1st Jan 2015 Dating & Relationships

How to be a great listener

When you are communicating, you spend nearly 60% of your time listening to other people, but most people only retain 25% of what they hear. So how can you listen more and become the person people want to talk to?

Be more present

Do you find yourself looking at your phone or following a TV show during a conversation with a family member or a friend? These little distractions can have much bigger consequences than you might think and you should try to limit them completely.

When you are listening to someone, put everything else aside and give your full attention to the person. Make sure you keep eye contact to the person at all times and don’t turn your back to the person. You might think you are listening, even if you aren’t looking at the person, but the chances are your attention is more divided.

Empathise with the person

When you are listening to another person, try to think what they might be feeling or going through at that very moment. Empathy towards other people can be improved by imagining yourself in different situations, as well as by learning more about people and different cultures.

Don’t start listening to someone with a preconceived idea of what the person should do or say. Before you give your own opinion, try to look at the situation from the person’s angle and see what you can learn from the discussion.

Ask more questions

Being a good listener doesn’t just mean that you sit quietly and let the other person speak, you also need to ask meaningful questions. The more interested you are in what the person is saying, the better the conversation will be.

Try find an answer to questions “why” and “what”. Don’t be afraid to ask for a clarification because misunderstandings can harm the conversation. The key is to allow questions to take the conversation forward and to leave enough room for the person to continue talking – you don’t want to hurry or pressure the person into saying anything.

Train your emotional intelligence

The way you are able to manage your own emotions, your emotional intelligence, influences your ability to listen to other people and the good news is that you can train it.
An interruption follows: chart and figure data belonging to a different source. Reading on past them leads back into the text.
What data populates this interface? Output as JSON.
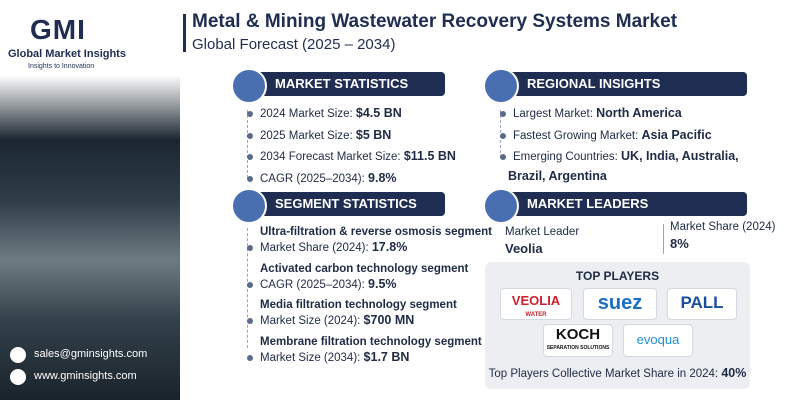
{
  "brand": {
    "logo": "GMI",
    "name": "Global Market Insights",
    "tagline": "Insights to Innovation"
  },
  "header": {
    "title": "Metal & Mining Wastewater Recovery Systems Market",
    "subtitle": "Global Forecast (2025 – 2034)"
  },
  "market_statistics": {
    "title": "MARKET STATISTICS",
    "items": [
      {
        "label": "2024 Market Size: ",
        "value": "$4.5 BN"
      },
      {
        "label": "2025 Market Size: ",
        "value": "$5 BN"
      },
      {
        "label": "2034 Forecast Market Size: ",
        "value": "$11.5 BN"
      },
      {
        "label": "CAGR (2025–2034): ",
        "value": "9.8%"
      }
    ]
  },
  "regional_insights": {
    "title": "REGIONAL INSIGHTS",
    "items": [
      {
        "label": "Largest Market: ",
        "value": "North America"
      },
      {
        "label": "Fastest Growing Market: ",
        "value": "Asia Pacific"
      },
      {
        "label": "Emerging Countries: ",
        "value": "UK, India, Australia,"
      }
    ],
    "continuation": "Brazil, Argentina"
  },
  "segment_statistics": {
    "title": "SEGMENT STATISTICS",
    "items": [
      {
        "segment": "Ultra-filtration & reverse osmosis segment",
        "label": "Market Share (2024): ",
        "value": "17.8%"
      },
      {
        "segment": "Activated carbon technology  segment",
        "label": "CAGR (2025–2034): ",
        "value": "9.5%"
      },
      {
        "segment": "Media filtration technology  segment",
        "label": "Market Size (2024): ",
        "value": "$700 MN"
      },
      {
        "segment": "Membrane filtration technology segment",
        "label": "Market Size (2034): ",
        "value": "$1.7 BN"
      }
    ]
  },
  "market_leaders": {
    "title": "MARKET LEADERS",
    "leader_label": "Market Leader",
    "leader": "Veolia",
    "share_label": "Market Share (2024)",
    "share": "8%"
  },
  "top_players": {
    "title": "TOP PLAYERS",
    "logos": {
      "veolia": "VEOLIA",
      "veolia_sub": "WATER",
      "suez": "suez",
      "pall": "PALL",
      "koch": "KOCH",
      "koch_sub": "SEPARATION SOLUTIONS",
      "evoqua": "evoqua"
    },
    "footer_label": "Top Players Collective Market Share in 2024: ",
    "footer_value": "40%"
  },
  "contact": {
    "email": "sales@gminsights.com",
    "website": "www.gminsights.com"
  }
}
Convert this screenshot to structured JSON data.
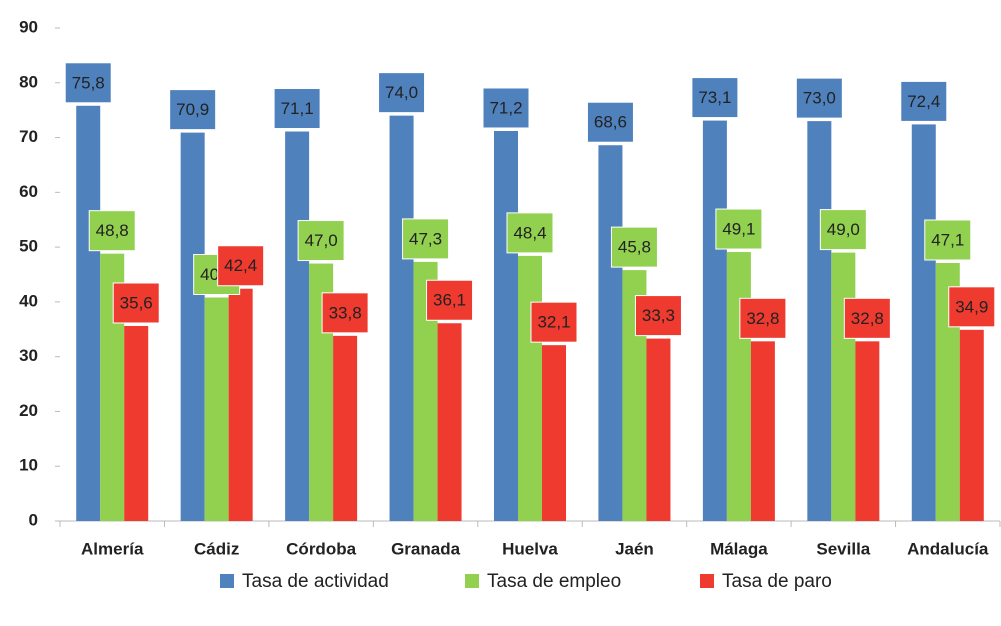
{
  "chart_data": {
    "type": "bar",
    "categories": [
      "Almería",
      "Cádiz",
      "Córdoba",
      "Granada",
      "Huelva",
      "Jaén",
      "Málaga",
      "Sevilla",
      "Andalucía"
    ],
    "series": [
      {
        "name": "Tasa de actividad",
        "color": "#4f81bd",
        "values": [
          75.8,
          70.9,
          71.1,
          74.0,
          71.2,
          68.6,
          73.1,
          73.0,
          72.4
        ],
        "value_labels": [
          "75,8",
          "70,9",
          "71,1",
          "74,0",
          "71,2",
          "68,6",
          "73,1",
          "73,0",
          "72,4"
        ]
      },
      {
        "name": "Tasa de empleo",
        "color": "#92d050",
        "values": [
          48.8,
          40.8,
          47.0,
          47.3,
          48.4,
          45.8,
          49.1,
          49.0,
          47.1
        ],
        "value_labels": [
          "48,8",
          "40,8",
          "47,0",
          "47,3",
          "48,4",
          "45,8",
          "49,1",
          "49,0",
          "47,1"
        ]
      },
      {
        "name": "Tasa de paro",
        "color": "#ee3a2f",
        "values": [
          35.6,
          42.4,
          33.8,
          36.1,
          32.1,
          33.3,
          32.8,
          32.8,
          34.9
        ],
        "value_labels": [
          "35,6",
          "42,4",
          "33,8",
          "36,1",
          "32,1",
          "33,3",
          "32,8",
          "32,8",
          "34,9"
        ]
      }
    ],
    "ylim": [
      0,
      90
    ],
    "yticks": [
      0,
      10,
      20,
      30,
      40,
      50,
      60,
      70,
      80,
      90
    ],
    "legend": "bottom"
  }
}
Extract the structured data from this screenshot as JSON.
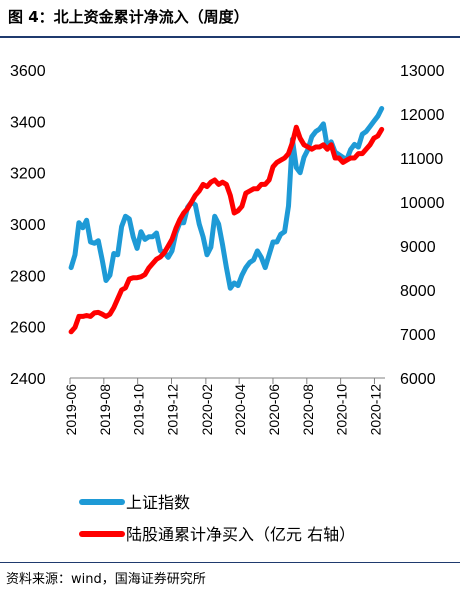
{
  "figure": {
    "title": "图 4：北上资金累计净流入（周度）",
    "source": "资料来源：wind，国海证券研究所"
  },
  "colors": {
    "series_index": "#1e9ad6",
    "series_flow": "#ff0000",
    "rule": "#1f3a6e"
  },
  "chart_data": {
    "type": "line",
    "title": "",
    "x_ticks": [
      "2019-06",
      "2019-08",
      "2019-10",
      "2019-12",
      "2020-02",
      "2020-04",
      "2020-06",
      "2020-08",
      "2020-10",
      "2020-12"
    ],
    "y_left": {
      "lim": [
        2400,
        3600
      ],
      "ticks": [
        "3600",
        "3400",
        "3200",
        "3000",
        "2800",
        "2600",
        "2400"
      ]
    },
    "y_right": {
      "lim": [
        6000,
        13000
      ],
      "ticks": [
        "13000",
        "12000",
        "11000",
        "10000",
        "9000",
        "8000",
        "7000",
        "6000"
      ]
    },
    "grid": false,
    "legend_position": "bottom",
    "series": [
      {
        "name": "上证指数",
        "axis": "left",
        "x": [
          "2019-06-03",
          "2019-06-10",
          "2019-06-17",
          "2019-06-24",
          "2019-07-01",
          "2019-07-08",
          "2019-07-15",
          "2019-07-22",
          "2019-07-29",
          "2019-08-05",
          "2019-08-12",
          "2019-08-19",
          "2019-08-26",
          "2019-09-02",
          "2019-09-09",
          "2019-09-16",
          "2019-09-23",
          "2019-09-30",
          "2019-10-07",
          "2019-10-14",
          "2019-10-21",
          "2019-10-28",
          "2019-11-04",
          "2019-11-11",
          "2019-11-18",
          "2019-11-25",
          "2019-12-02",
          "2019-12-09",
          "2019-12-16",
          "2019-12-23",
          "2019-12-30",
          "2020-01-06",
          "2020-01-13",
          "2020-01-20",
          "2020-01-27",
          "2020-02-03",
          "2020-02-10",
          "2020-02-17",
          "2020-02-24",
          "2020-03-02",
          "2020-03-09",
          "2020-03-16",
          "2020-03-23",
          "2020-03-30",
          "2020-04-06",
          "2020-04-13",
          "2020-04-20",
          "2020-04-27",
          "2020-05-04",
          "2020-05-11",
          "2020-05-18",
          "2020-05-25",
          "2020-06-01",
          "2020-06-08",
          "2020-06-15",
          "2020-06-22",
          "2020-06-29",
          "2020-07-06",
          "2020-07-13",
          "2020-07-20",
          "2020-07-27",
          "2020-08-03",
          "2020-08-10",
          "2020-08-17",
          "2020-08-24",
          "2020-08-31",
          "2020-09-07",
          "2020-09-14",
          "2020-09-21",
          "2020-09-28",
          "2020-10-05",
          "2020-10-12",
          "2020-10-19",
          "2020-10-26",
          "2020-11-02",
          "2020-11-09",
          "2020-11-16",
          "2020-11-23",
          "2020-11-30",
          "2020-12-07",
          "2020-12-14"
        ],
        "y": [
          2830,
          2880,
          3005,
          2985,
          3015,
          2930,
          2925,
          2935,
          2860,
          2780,
          2800,
          2885,
          2880,
          2990,
          3030,
          3020,
          2950,
          2905,
          2970,
          2940,
          2950,
          2950,
          2965,
          2895,
          2890,
          2870,
          2895,
          2965,
          3005,
          3005,
          3065,
          3085,
          3075,
          3000,
          2950,
          2880,
          2910,
          3030,
          3000,
          2920,
          2830,
          2750,
          2770,
          2760,
          2800,
          2830,
          2850,
          2860,
          2895,
          2870,
          2830,
          2880,
          2930,
          2930,
          2960,
          2970,
          3070,
          3330,
          3220,
          3200,
          3260,
          3290,
          3340,
          3360,
          3370,
          3390,
          3300,
          3320,
          3280,
          3270,
          3260,
          3250,
          3290,
          3310,
          3300,
          3350,
          3360,
          3380,
          3400,
          3420,
          3450
        ]
      },
      {
        "name": "陆股通累计净买入（亿元 右轴）",
        "axis": "right",
        "x": [
          "2019-06-03",
          "2019-06-10",
          "2019-06-17",
          "2019-06-24",
          "2019-07-01",
          "2019-07-08",
          "2019-07-15",
          "2019-07-22",
          "2019-07-29",
          "2019-08-05",
          "2019-08-12",
          "2019-08-19",
          "2019-08-26",
          "2019-09-02",
          "2019-09-09",
          "2019-09-16",
          "2019-09-23",
          "2019-09-30",
          "2019-10-07",
          "2019-10-14",
          "2019-10-21",
          "2019-10-28",
          "2019-11-04",
          "2019-11-11",
          "2019-11-18",
          "2019-11-25",
          "2019-12-02",
          "2019-12-09",
          "2019-12-16",
          "2019-12-23",
          "2019-12-30",
          "2020-01-06",
          "2020-01-13",
          "2020-01-20",
          "2020-01-27",
          "2020-02-03",
          "2020-02-10",
          "2020-02-17",
          "2020-02-24",
          "2020-03-02",
          "2020-03-09",
          "2020-03-16",
          "2020-03-23",
          "2020-03-30",
          "2020-04-06",
          "2020-04-13",
          "2020-04-20",
          "2020-04-27",
          "2020-05-04",
          "2020-05-11",
          "2020-05-18",
          "2020-05-25",
          "2020-06-01",
          "2020-06-08",
          "2020-06-15",
          "2020-06-22",
          "2020-06-29",
          "2020-07-06",
          "2020-07-13",
          "2020-07-20",
          "2020-07-27",
          "2020-08-03",
          "2020-08-10",
          "2020-08-17",
          "2020-08-24",
          "2020-08-31",
          "2020-09-07",
          "2020-09-14",
          "2020-09-21",
          "2020-09-28",
          "2020-10-05",
          "2020-10-12",
          "2020-10-19",
          "2020-10-26",
          "2020-11-02",
          "2020-11-09",
          "2020-11-16",
          "2020-11-23",
          "2020-11-30",
          "2020-12-07",
          "2020-12-14"
        ],
        "y": [
          7050,
          7150,
          7400,
          7400,
          7420,
          7400,
          7480,
          7490,
          7450,
          7400,
          7450,
          7600,
          7800,
          8000,
          8050,
          8250,
          8280,
          8280,
          8300,
          8350,
          8500,
          8600,
          8700,
          8750,
          8850,
          9000,
          9150,
          9400,
          9600,
          9750,
          9850,
          10000,
          10150,
          10250,
          10400,
          10350,
          10450,
          10500,
          10400,
          10450,
          10400,
          10150,
          9750,
          9800,
          9900,
          10200,
          10250,
          10300,
          10300,
          10400,
          10400,
          10500,
          10800,
          10900,
          10950,
          11000,
          11100,
          11350,
          11700,
          11450,
          11300,
          11250,
          11200,
          11250,
          11250,
          11300,
          11200,
          11300,
          11000,
          11000,
          10900,
          10950,
          11000,
          11000,
          11100,
          11100,
          11200,
          11300,
          11450,
          11500,
          11650
        ]
      }
    ]
  }
}
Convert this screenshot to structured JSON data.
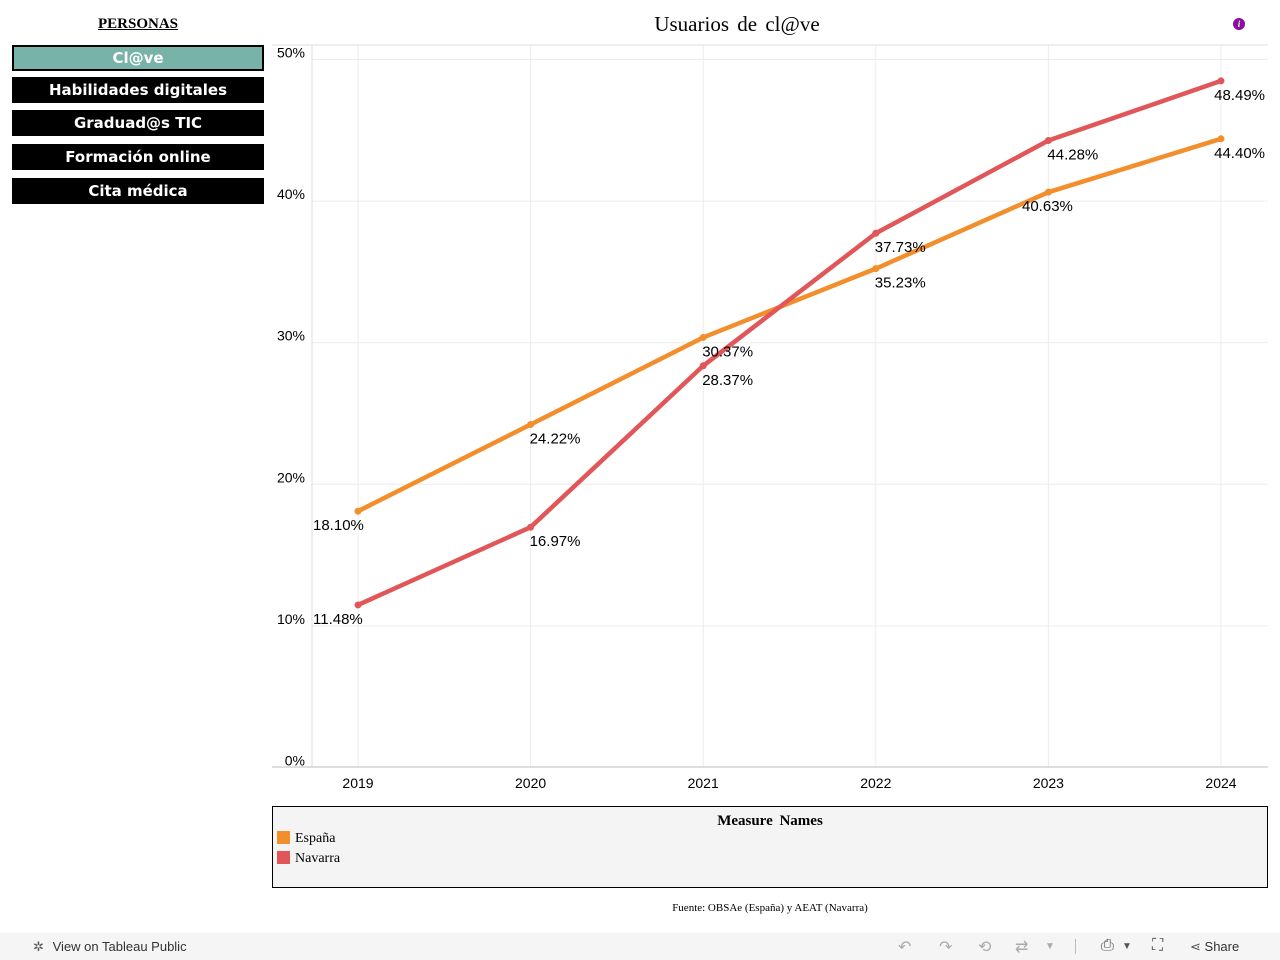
{
  "sidebar": {
    "title": "PERSONAS",
    "buttons": [
      {
        "label": "Cl@ve",
        "active": true
      },
      {
        "label": "Habilidades digitales",
        "active": false
      },
      {
        "label": "Graduad@s TIC",
        "active": false
      },
      {
        "label": "Formación online",
        "active": false
      },
      {
        "label": "Cita médica",
        "active": false
      }
    ]
  },
  "info_icon": "info-icon",
  "legend": {
    "title": "Measure  Names",
    "items": [
      {
        "label": "España",
        "color": "#f28e2b"
      },
      {
        "label": "Navarra",
        "color": "#e15759"
      }
    ]
  },
  "source": "Fuente: OBSAe (España) y AEAT (Navarra)",
  "toolbar": {
    "view_label": "View on Tableau Public",
    "share_label": "Share",
    "icons": [
      "undo-icon",
      "redo-icon",
      "revert-icon",
      "refresh-icon",
      "download-icon",
      "fullscreen-icon",
      "share-icon"
    ]
  },
  "chart_data": {
    "type": "line",
    "title": "Usuarios de cl@ve",
    "xlabel": "",
    "ylabel": "",
    "categories": [
      "2019",
      "2020",
      "2021",
      "2022",
      "2023",
      "2024"
    ],
    "y_ticks": [
      "0%",
      "10%",
      "20%",
      "30%",
      "40%",
      "50%"
    ],
    "ylim": [
      0,
      50
    ],
    "grid": true,
    "legend_position": "bottom",
    "series": [
      {
        "name": "España",
        "color": "#f28e2b",
        "values": [
          18.1,
          24.22,
          30.37,
          35.23,
          40.63,
          44.4
        ],
        "labels": [
          "18.10%",
          "24.22%",
          "30.37%",
          "35.23%",
          "40.63%",
          "44.40%"
        ]
      },
      {
        "name": "Navarra",
        "color": "#e15759",
        "values": [
          11.48,
          16.97,
          28.37,
          37.73,
          44.28,
          48.49
        ],
        "labels": [
          "11.48%",
          "16.97%",
          "28.37%",
          "37.73%",
          "44.28%",
          "48.49%"
        ]
      }
    ]
  }
}
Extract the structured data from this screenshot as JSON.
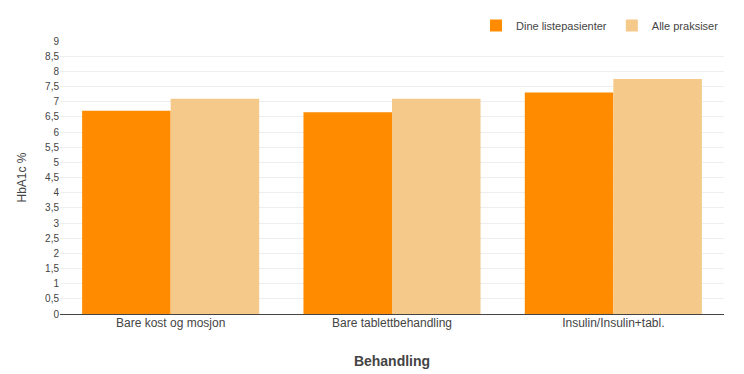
{
  "chart_data": {
    "type": "bar",
    "categories": [
      "Bare kost og mosjon",
      "Bare tablettbehandling",
      "Insulin/Insulin+tabl."
    ],
    "series": [
      {
        "name": "Dine listepasienter",
        "color": "#FF8C00",
        "values": [
          6.7,
          6.65,
          7.3
        ]
      },
      {
        "name": "Alle praksiser",
        "color": "#F5C98A",
        "values": [
          7.1,
          7.1,
          7.75
        ]
      }
    ],
    "xlabel": "Behandling",
    "ylabel": "HbA1c %",
    "ylim": [
      0,
      9
    ],
    "yticks": [
      0,
      {
        "value": 0.5,
        "label": "0,5"
      },
      1,
      {
        "value": 1.5,
        "label": "1,5"
      },
      2,
      {
        "value": 2.5,
        "label": "2,5"
      },
      3,
      {
        "value": 3.5,
        "label": "3,5"
      },
      4,
      {
        "value": 4.5,
        "label": "4,5"
      },
      5,
      {
        "value": 5.5,
        "label": "5,5"
      },
      6,
      {
        "value": 6.5,
        "label": "6,5"
      },
      7,
      {
        "value": 7.5,
        "label": "7,5"
      },
      8,
      {
        "value": 8.5,
        "label": "8,5"
      },
      9
    ],
    "grid": true,
    "legend": "upper right"
  }
}
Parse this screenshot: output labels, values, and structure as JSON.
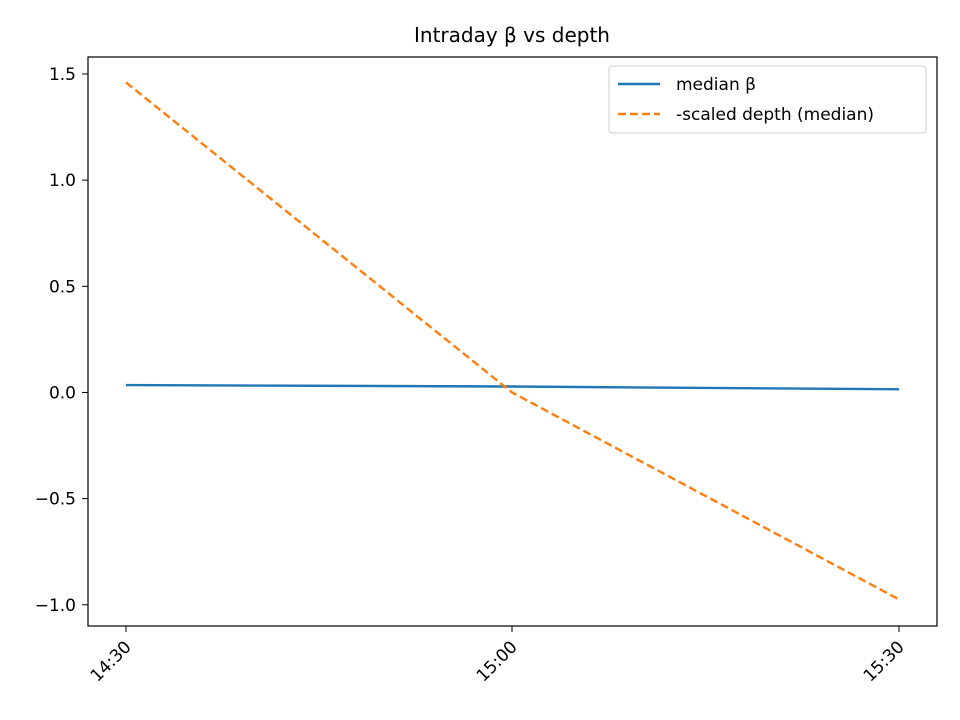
{
  "chart_data": {
    "type": "line",
    "title": "Intraday β vs depth",
    "xlabel": "",
    "ylabel": "",
    "x": [
      "14:30",
      "15:00",
      "15:30"
    ],
    "ylim": [
      -1.1,
      1.58
    ],
    "yticks": [
      -1.0,
      -0.5,
      0.0,
      0.5,
      1.0,
      1.5
    ],
    "ytick_labels": [
      "−1.0",
      "−0.5",
      "0.0",
      "0.5",
      "1.0",
      "1.5"
    ],
    "series": [
      {
        "name": "median β",
        "values": [
          0.035,
          0.028,
          0.015
        ],
        "color": "#1f77b4",
        "style": "solid"
      },
      {
        "name": "-scaled depth (median)",
        "values": [
          1.46,
          0.0,
          -0.975
        ],
        "color": "#ff7f0e",
        "style": "dashed"
      }
    ],
    "grid": false,
    "legend_position": "top-right"
  }
}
Learn to understand your own emotions, both the negative and positive feelings and be aware of your reactions when you are listening to someone.

Emotional intelligence is especially important when you are listening to a critique. You can’t let your emotions rule too much and even when you get emotional, you need to understand why you are feeling the way you are.

Make note of the conversation

When you are finished with the discussion, don’t move immediately on to the next thing. Make an internal note of the conversation, perhaps even list the key points as you are developing your listening skills. You want to think about the key message of the discussion, analyse what you and the other person got out of the discussion and how you can perhaps return to the points later.

This not only helps you remember the discussion longer, giving you more empathy and compassion, but it also can teach you a lot about yourself and help you further improve your listening as well as communication skills as a whole.